Les conséquences du bombardement de la Serbie ne sont pas seulement visibles dans ces exemples. Dans la même région des Balkans, la Serbie est restée le seul pays en dehors de l’OTAN et a déclaré sa neutralité militaire, la majorité de la population ne souhaitant pas coopérer avec l’alliance militaire qui l’a bombardée. Dans l’architecture de la sécurité atlantique, l’espace des Balkans ne sera pas un processus achevé pendant longtemps. La Serbie n’a aucune perspective d’adhésion à l’Union européenne, bien qu’elle soit le plus grand pays de la région, et sans elle, on ne peut pas planifier la sécurité de cette partie délicate du continent. L’indépendance du Kosovo a ouvert la voie à l’islamisme radical dans ce territoire, où opèrent aujourd’hui des groupes revenant des champs de bataille en Syrie, semant la peur parmi la population chrétienne.

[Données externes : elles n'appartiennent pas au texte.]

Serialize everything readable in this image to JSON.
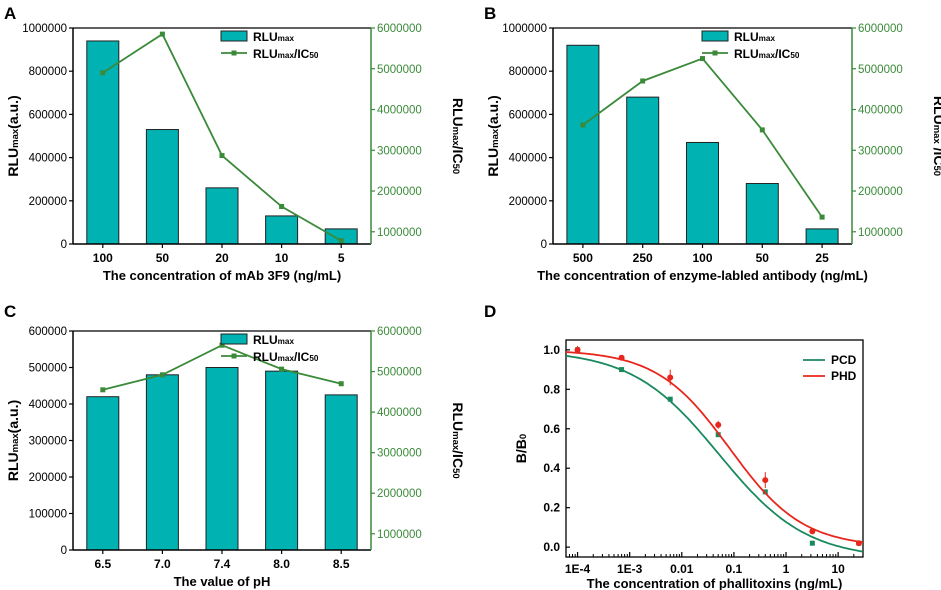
{
  "colors": {
    "bar": "#00b2b2",
    "green": "#3a8a3a",
    "pcd": "#1a8a5e",
    "phd": "#e8261c",
    "axis": "#000000"
  },
  "chart_data": [
    {
      "panel": "A",
      "type": "bar+line",
      "categories": [
        "100",
        "50",
        "20",
        "10",
        "5"
      ],
      "xlabel": "The concentration of mAb 3F9 (ng/mL)",
      "ylabel_left": "RLUmax(a.u.)",
      "ylabel_right": "RLUmax/IC50",
      "ylim_left": [
        0,
        1000000
      ],
      "ylim_right": [
        700000,
        6000000
      ],
      "yticks_left": [
        "0",
        "200000",
        "400000",
        "600000",
        "800000",
        "1000000"
      ],
      "yticks_right": [
        "1000000",
        "2000000",
        "3000000",
        "4000000",
        "5000000",
        "6000000"
      ],
      "series": [
        {
          "name": "RLUmax",
          "kind": "bar",
          "axis": "left",
          "values": [
            940000,
            530000,
            260000,
            130000,
            70000
          ]
        },
        {
          "name": "RLUmax/IC50",
          "kind": "line",
          "axis": "right",
          "values": [
            4900000,
            5850000,
            2870000,
            1620000,
            780000
          ]
        }
      ],
      "legend": [
        "RLUmax",
        "RLUmax/IC50"
      ]
    },
    {
      "panel": "B",
      "type": "bar+line",
      "categories": [
        "500",
        "250",
        "100",
        "50",
        "25"
      ],
      "xlabel": "The concentration of enzyme-labled antibody (ng/mL)",
      "ylabel_left": "RLUmax(a.u.)",
      "ylabel_right": "RLUmax /IC50",
      "ylim_left": [
        0,
        1000000
      ],
      "ylim_right": [
        700000,
        6000000
      ],
      "yticks_left": [
        "0",
        "200000",
        "400000",
        "600000",
        "800000",
        "1000000"
      ],
      "yticks_right": [
        "1000000",
        "2000000",
        "3000000",
        "4000000",
        "5000000",
        "6000000"
      ],
      "series": [
        {
          "name": "RLUmax",
          "kind": "bar",
          "axis": "left",
          "values": [
            920000,
            680000,
            470000,
            280000,
            70000
          ]
        },
        {
          "name": "RLUmax/IC50",
          "kind": "line",
          "axis": "right",
          "values": [
            3620000,
            4700000,
            5250000,
            3500000,
            1360000
          ]
        }
      ],
      "legend": [
        "RLUmax",
        "RLUmax/IC50"
      ]
    },
    {
      "panel": "C",
      "type": "bar+line",
      "categories": [
        "6.5",
        "7.0",
        "7.4",
        "8.0",
        "8.5"
      ],
      "xlabel": "The value of pH",
      "ylabel_left": "RLUmax(a.u.)",
      "ylabel_right": "RLUmax/IC50",
      "ylim_left": [
        0,
        600000
      ],
      "ylim_right": [
        600000,
        6000000
      ],
      "yticks_left": [
        "0",
        "100000",
        "200000",
        "300000",
        "400000",
        "500000",
        "600000"
      ],
      "yticks_right": [
        "1000000",
        "2000000",
        "3000000",
        "4000000",
        "5000000",
        "6000000"
      ],
      "series": [
        {
          "name": "RLUmax",
          "kind": "bar",
          "axis": "left",
          "values": [
            420000,
            480000,
            500000,
            490000,
            425000
          ]
        },
        {
          "name": "RLUmax/IC50",
          "kind": "line",
          "axis": "right",
          "values": [
            4550000,
            4920000,
            5650000,
            5060000,
            4700000
          ]
        }
      ],
      "legend": [
        "RLUmax",
        "RLUmax/IC50"
      ]
    },
    {
      "panel": "D",
      "type": "scatter+line",
      "xscale": "log",
      "xlabel": "The concentration of phallitoxins (ng/mL)",
      "ylabel": "B/B0",
      "xlim": [
        6e-05,
        30
      ],
      "ylim": [
        -0.05,
        1.05
      ],
      "xticks": [
        "1E-4",
        "1E-3",
        "0.01",
        "0.1",
        "1",
        "10"
      ],
      "yticks": [
        "0.0",
        "0.2",
        "0.4",
        "0.6",
        "0.8",
        "1.0"
      ],
      "series": [
        {
          "name": "PCD",
          "x": [
            0.0001,
            0.0007,
            0.006,
            0.05,
            0.4,
            3.2,
            25
          ],
          "y": [
            1.0,
            0.9,
            0.75,
            0.57,
            0.28,
            0.02,
            0.02
          ],
          "fit": {
            "top": 1.0,
            "bottom": -0.06,
            "ic50": 0.052,
            "hill": 0.52
          }
        },
        {
          "name": "PHD",
          "x": [
            0.0001,
            0.0007,
            0.006,
            0.05,
            0.4,
            3.2,
            25
          ],
          "y": [
            1.0,
            0.96,
            0.86,
            0.62,
            0.34,
            0.08,
            0.02
          ],
          "yerr": [
            0.02,
            0.01,
            0.04,
            0.02,
            0.04,
            0.01,
            0.01
          ],
          "fit": {
            "top": 1.0,
            "bottom": 0.0,
            "ic50": 0.083,
            "hill": 0.62
          }
        }
      ],
      "legend": [
        "PCD",
        "PHD"
      ]
    }
  ]
}
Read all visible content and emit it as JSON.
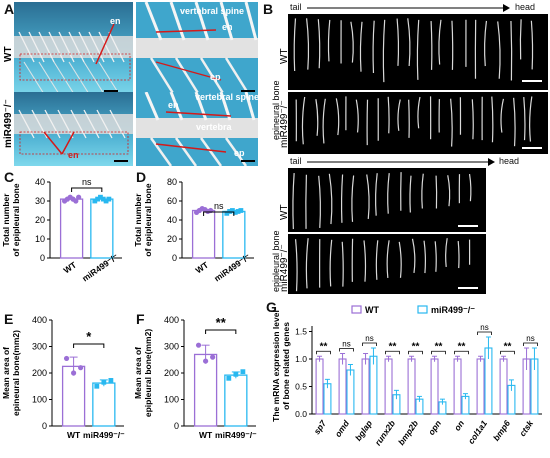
{
  "panels": {
    "A": {
      "letter": "A",
      "genotypes": [
        "WT",
        "miR499⁻/⁻"
      ],
      "labels": {
        "en": "en",
        "ep": "ep",
        "vertebral_spine": "vertebral spine",
        "vertebra": "vertebra"
      }
    },
    "B": {
      "letter": "B",
      "direction_tail": "tail",
      "direction_head": "head",
      "epineural_label": "epineural bone",
      "epipleural_label": "epipleural bone",
      "genotypes": [
        "WT",
        "miR499⁻/⁻"
      ]
    }
  },
  "chart_data": [
    {
      "id": "C",
      "type": "bar",
      "categories": [
        "WT",
        "miR499⁻/⁻"
      ],
      "values": [
        31,
        31
      ],
      "points": [
        [
          30,
          31,
          32,
          31,
          30,
          32
        ],
        [
          30,
          31,
          32,
          31,
          30,
          31
        ]
      ],
      "ylabel": "Total number of epipleural bone",
      "yticks": [
        0,
        10,
        20,
        30,
        40
      ],
      "ylim": [
        0,
        40
      ],
      "significance": "ns"
    },
    {
      "id": "D",
      "type": "bar",
      "categories": [
        "WT",
        "miR499⁻/⁻"
      ],
      "values": [
        50,
        49
      ],
      "points": [
        [
          48,
          50,
          52,
          51,
          49,
          50
        ],
        [
          47,
          49,
          50,
          48,
          49,
          50
        ]
      ],
      "ylabel": "Total number of epipleural bone",
      "yticks": [
        0,
        20,
        40,
        60,
        80
      ],
      "ylim": [
        0,
        80
      ],
      "significance": "ns"
    },
    {
      "id": "E",
      "type": "bar",
      "categories": [
        "WT",
        "miR499⁻/⁻"
      ],
      "values": [
        225,
        162
      ],
      "errors": [
        35,
        12
      ],
      "points": [
        [
          255,
          200,
          220
        ],
        [
          150,
          165,
          172
        ]
      ],
      "ylabel": "Mean area of epineural bone(mm2)",
      "yticks": [
        0,
        100,
        200,
        300,
        400
      ],
      "ylim": [
        0,
        400
      ],
      "significance": "*"
    },
    {
      "id": "F",
      "type": "bar",
      "categories": [
        "WT",
        "miR499⁻/⁻"
      ],
      "values": [
        270,
        192
      ],
      "errors": [
        35,
        12
      ],
      "points": [
        [
          305,
          245,
          260
        ],
        [
          180,
          195,
          205
        ]
      ],
      "ylabel": "Mean area of epipleural bone(mm2)",
      "yticks": [
        0,
        100,
        200,
        300,
        400
      ],
      "ylim": [
        0,
        400
      ],
      "significance": "**"
    },
    {
      "id": "G",
      "type": "bar",
      "categories": [
        "sp7",
        "omd",
        "bglap",
        "runx2b",
        "bmp2b",
        "opn",
        "on",
        "col1a1",
        "bmp6",
        "ctsk"
      ],
      "series": [
        {
          "name": "WT",
          "values": [
            1.0,
            1.0,
            1.0,
            1.0,
            1.0,
            1.0,
            1.0,
            1.0,
            1.0,
            1.0
          ],
          "errors": [
            0.05,
            0.1,
            0.1,
            0.05,
            0.05,
            0.05,
            0.05,
            0.05,
            0.05,
            0.2
          ]
        },
        {
          "name": "miR499⁻/⁻",
          "values": [
            0.55,
            0.8,
            1.05,
            0.35,
            0.27,
            0.22,
            0.32,
            1.2,
            0.52,
            1.0
          ],
          "errors": [
            0.08,
            0.1,
            0.15,
            0.08,
            0.05,
            0.05,
            0.05,
            0.2,
            0.1,
            0.2
          ]
        }
      ],
      "significance": [
        "**",
        "ns",
        "ns",
        "**",
        "**",
        "**",
        "**",
        "ns",
        "**",
        "ns"
      ],
      "ylabel": "The mRNA expression level of bone related genes",
      "yticks": [
        0.0,
        0.5,
        1.0,
        1.5
      ],
      "ylim": [
        0,
        1.6
      ]
    }
  ],
  "colors": {
    "wt": "#9b6fd6",
    "ko": "#28b8f0",
    "red": "#d41a1a"
  }
}
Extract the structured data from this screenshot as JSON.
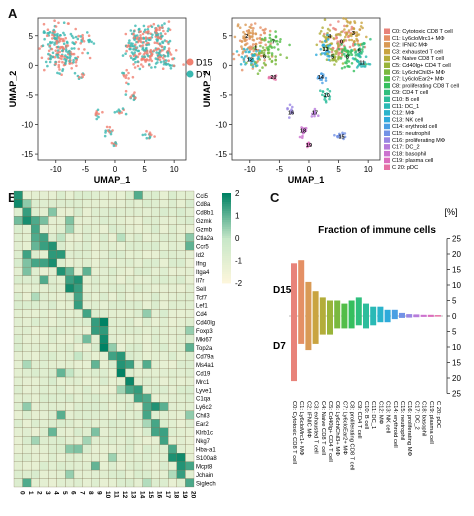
{
  "panels": {
    "a": {
      "letter": "A"
    },
    "b": {
      "letter": "B"
    },
    "c": {
      "letter": "C"
    }
  },
  "umap": {
    "x_label": "UMAP_1",
    "y_label": "UMAP_2",
    "x_ticks": [
      "-10",
      "-5",
      "0",
      "5",
      "10"
    ],
    "y_ticks": [
      "5",
      "0",
      "-5",
      "-10",
      "-15"
    ],
    "xlim": [
      -13,
      12
    ],
    "ylim": [
      -16,
      8
    ],
    "condition_legend": [
      {
        "label": "D15",
        "color": "#f08070"
      },
      {
        "label": "D7",
        "color": "#3ab8b0"
      }
    ],
    "cluster_legend": [
      {
        "label": "C0: Cytotoxic CD8 T cell",
        "color": "#e8837a"
      },
      {
        "label": "C1: Ly6cloMrc1+ MΦ",
        "color": "#e49065"
      },
      {
        "label": "C2: IFNIC MΦ",
        "color": "#d99a55"
      },
      {
        "label": "C3: exhausted T cell",
        "color": "#c9a440"
      },
      {
        "label": "C4: Naive CD8 T cell",
        "color": "#b3ad3a"
      },
      {
        "label": "C5: Cd40lg+ CD4 T cell",
        "color": "#99b43a"
      },
      {
        "label": "C6: Ly6chiChil3+ MΦ",
        "color": "#7ab93f"
      },
      {
        "label": "C7: Ly6cloEar2+ MΦ",
        "color": "#52bd48"
      },
      {
        "label": "C8: proliferating CD8 T cell",
        "color": "#35bf5e"
      },
      {
        "label": "C9: CD4 T cell",
        "color": "#2fbf7d"
      },
      {
        "label": "C10: B cell",
        "color": "#2cbd9b"
      },
      {
        "label": "C11: DC_1",
        "color": "#2ab9b5"
      },
      {
        "label": "C12: MΦ",
        "color": "#2ab3cb"
      },
      {
        "label": "C13: NK cell",
        "color": "#2eaadb"
      },
      {
        "label": "C14: erythroid cell",
        "color": "#4a9fe3"
      },
      {
        "label": "C15: neutrophil",
        "color": "#7392e6"
      },
      {
        "label": "C16: proliferating MΦ",
        "color": "#9a86e3"
      },
      {
        "label": "C17: DC_2",
        "color": "#b77bdb"
      },
      {
        "label": "C18: basophil",
        "color": "#cc72cf"
      },
      {
        "label": "C19: plasma cell",
        "color": "#dc6dbd"
      },
      {
        "label": "C 20: pDC",
        "color": "#e570a5"
      }
    ],
    "cluster_markers": [
      "0",
      "1",
      "2",
      "3",
      "4",
      "5",
      "6",
      "7",
      "8",
      "9",
      "10",
      "11",
      "12",
      "13",
      "14",
      "15",
      "16",
      "17",
      "18",
      "19",
      "20"
    ]
  },
  "heatmap": {
    "genes": [
      "Ccl5",
      "Cd8a",
      "Cd8b1",
      "Gzmk",
      "Gzmb",
      "Ctla2a",
      "Ccr5",
      "Id2",
      "Ifng",
      "Itga4",
      "Il7r",
      "Sell",
      "Tcf7",
      "Lef1",
      "Cd4",
      "Cd40lg",
      "Foxp3",
      "Mki67",
      "Top2a",
      "Cd79a",
      "Ms4a1",
      "Cd19",
      "Mrc1",
      "Lyve1",
      "C1qa",
      "Ly6c2",
      "Chil3",
      "Ear2",
      "Klrb1c",
      "Nkg7",
      "Hba-a1",
      "S100a8",
      "Mcpt8",
      "Jchain",
      "Siglech"
    ],
    "columns": [
      "0",
      "1",
      "2",
      "3",
      "4",
      "5",
      "6",
      "7",
      "8",
      "9",
      "10",
      "11",
      "12",
      "13",
      "14",
      "15",
      "16",
      "17",
      "18",
      "19",
      "20"
    ],
    "scale_ticks": [
      "2",
      "1",
      "0",
      "-1",
      "-2"
    ]
  },
  "fraction": {
    "title": "Fraction of immune cells",
    "unit": "[%]",
    "top_label": "D15",
    "bottom_label": "D7",
    "y_ticks_top": [
      "25",
      "20",
      "15",
      "10",
      "5",
      "0"
    ],
    "y_ticks_bottom": [
      "5",
      "10",
      "15",
      "20",
      "25"
    ]
  },
  "chart_data": {
    "type": "bar",
    "title": "Fraction of immune cells",
    "ylabel": "[%]",
    "ylim": [
      -25,
      25
    ],
    "categories": [
      "C0: Cytotoxic CD8 T cell",
      "C1: Ly6cloMrc1+ MΦ",
      "C2: IFNIC MΦ",
      "C3: exhausted T cell",
      "C4: Naive CD8 T cell",
      "C5: Cd40lg+ CD4 T cell",
      "C6: Ly6chiChil3+ MΦ",
      "C7: Ly6cloEar2+ MΦ",
      "C8: proliferating CD8 T cell",
      "C9: CD4 T cell",
      "C10: B cell",
      "C11: DC_1",
      "C12: MΦ",
      "C13: NK cell",
      "C14: erythroid cell",
      "C15: neutrophil",
      "C16: proliferating MΦ",
      "C17: DC_2",
      "C18: basophil",
      "C19: plasma cell",
      "C 20: pDC"
    ],
    "series": [
      {
        "name": "D15",
        "values": [
          17,
          18,
          11,
          8,
          6,
          5,
          5,
          4,
          5,
          6,
          4,
          3,
          3,
          2,
          2,
          1,
          0.6,
          0.5,
          0.4,
          0.4,
          0.3
        ]
      },
      {
        "name": "D7",
        "values": [
          21,
          9,
          11,
          9,
          6,
          6,
          4,
          4,
          4,
          3,
          4,
          3,
          2,
          2,
          1,
          0.6,
          0.5,
          0.4,
          0.3,
          0.3,
          0.2
        ]
      }
    ]
  }
}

La nomination d’un général turc au commandement de la KFOR après des décennies de leadership italien de cette mission militaire et une approche équilibrée de la résolution des situations conflictuelles, par le biais d’une augmentation de la présence des troupes turques, reflète la grande ambition de la Turquie dans cette région principalement habitée par une population musulmane. Les demandes de sécession, après le cas du Kosovo, sont présentes chez la population albanaise en Macédoine du Nord et au Monténégro, agissant comme un effet domino sur la Bosnie-Herzégovine, divisée en interne en deux parties.

Le Kosovo est un espace qui ne peut pas survivre sans une aide extérieure complète. Sans économie propre, avec le crime organisé et le manque de perspectives pour les jeunes générations qui quittent massivement le Kosovo pour l’Europe occidentale, cette sécession illégale s’est révélée être un projet occidental complètement raté sur de nombreux fronts. En ce qui concerne le différend avec la Russie, la sécurité du sud de l’Europe, ainsi que la durabilité d’une entité comme le Kosovo, il est plus qu’évident que le bombardement de la Serbie a été une énorme erreur stratégique.

La raison pour laquelle le conflit avec la Serbie a été déclenché n’est pas entièrement claire si l’on considère les conséquences et les véritables avantages de cette action. Dans le sens de l’omnipotence, la myopie et l’absence de vision prévalent souvent. Et cela a un coût. Les élites gouvernantes occidentales peuvent fermer les yeux sur ce fait ou continuer à exercer des pressions sur la Serbie pour minimiser les conséquences de cette erreur, mais tant qu’elles n’affronteront pas à nouveau ce qu’elles ont fait à la Serbie, il n’y aura pas de sécurité durable en Europe, comme le montrent la guerre en Ukraine et les tensions dans les Balkans.

Jovan Palalić,
membre de l’Assemblée de Serbie

Sur la photo : Les bombes larguées par la Force alliée sur Belgrade ont causé la mort de 2 500 civils, dont 89 enfants, 12 500 blessés et un nombre de réfugiés estimé entre 700 000 et un million. Les raids de l’OTAN – décidés sans mandat de l’ONU et donc illégaux, c’est-à-dire criminels – ont commencé sur ordre du secrétaire général de l’OTAN de l’époque, Javier Solana, le soir du 24 mars 1999 avec les premiers avions de chasse américains décollant de la base d’Aviano dans le nord-est de l’Italie, et se sont terminés le 9 juin après 78 jours de bombardements intensifs touchant des cibles militaires mais aussi civiles. Le motif des dirigeants alliés – le commandant en chef des forces de l’OTAN étant alors le général américain Wesley Clark, tandis qu’en Italie, le Premier ministre était Massimo D’Alema et le ministre de la Défense Sergio Mattarella – était d’éviter une prétendue catastrophe humanitaire au Kosovo.